Pat Lang: The Children’s Crusaders Won Out over the Military

Nov. 24, 2014 (EIRNS)—Retired Defense Intelligence Agency officer Pat Lang, whose blog Sic Semper Tyrannis tends to be an outlet for the traditional American military outlook, had this to say, today, in response to the announced resignation of Secretary of Defense Chuck Hagel:

"So, Hagel is out. He is evidently the loser in a struggle between the military leadership and the Children’s Crusaders at the White House and State Department. The military want more clearly defined goals across the Islamic culture continent and ’the kids’ want to run foreign affairs on the basis of the crap they write in magic marker on white boards in their seminars.

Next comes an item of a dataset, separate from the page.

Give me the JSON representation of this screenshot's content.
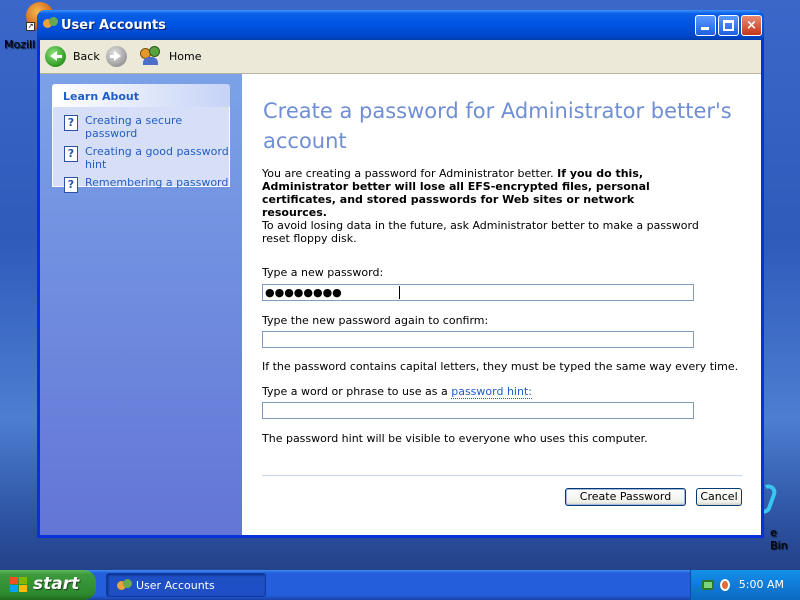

"The armed forces are being asked to assume larger and larger missions in the Middle East, Afghanistan and West Africa. At the same time the money needed to maintain DoD operations and perform such functions as Strategic Triad modernization has largely disappeared in the welter of sequestration and general reductions in budget.

"Understandably the generals and admirals are pushing back and the constitutional way for them to do that is through the civilian head of the Department of Defense.

"The back pressure was probably displayed last week in a loosening of ROE [rules of engagement] in Afghanistan.

"Obama, true to his nature, will, IMO [in my opinion], choose someone to replace Hagel who will not challenge him and who will ’play nice’ with the other boys and girls without regard to the realities of life.

"That woman is likely to be Michele Flournoy. This woman is just another member of the Washington/New York playcircle of academics who think they understand war."

Reports in the mass media, such as the Washington Post, Politico, et al., indicate that there are other possible candidates, besides Flournoy, including former Deputy Secretary of Defense Ash Carter and current Deputy Secretary of Defense Robert Work, although Flournoy has been angling for the job since Robert Gates retired in 2011. She served as Undersecretary of Defense for Policy from 2009 to 2012 before returning to academic life at the Center for a New American Security where she has been hanging out ever since.